Conocí la plaza de Tiananmen poseída por un enjambre de bicicletas.
"Nunca menos de cuatro o cinco mil a cualquier hora del día", me dijeron entonces. Fue poco antes de que aquel manifestante pasara a la historia encarándose a uno de los tanques que reprimía las protestas en la plaza más grande del mundo. En aquellos tiempos
Pekín se movía a pedales y a los occidentales, tan preocupados por el tráfico en las ciudades, lo de las bicis nos parecía envidiable.

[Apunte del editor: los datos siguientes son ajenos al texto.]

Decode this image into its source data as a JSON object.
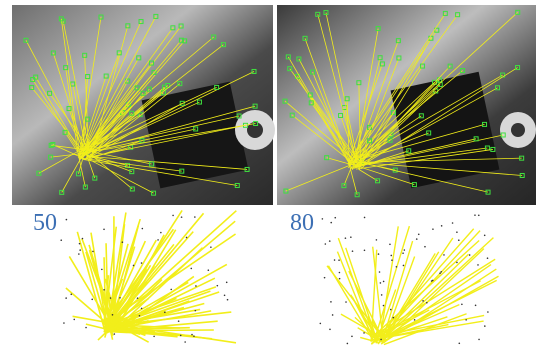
{
  "panels": [
    {
      "label": "50"
    },
    {
      "label": "80"
    }
  ]
}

Allí el coche ha pasado de ser una rara avis reservada para emergencias y comitivas oficiales a provocar colapsos circulatorios. Las bicicletas han ido perdiendo terreno y llevan camino de convertirse en un medio de transporte casi marginal. China tenía hambre de coche y su piel asfáltica lo ha supeditado todo a ese gran símbolo del desarrollismo en el que está embarcada. Justo a la inversa que en la
mayoría de urbes europeas, donde tratan de fomentar la bicicleta como una alternativa limpia y saludable de movilidad. Algunas pequeñas ciudades lo han logrado, sobre todo aquellas donde los desplazamientos cotidianos pueden resolverse con 10 o 15 minutos de pedaleo.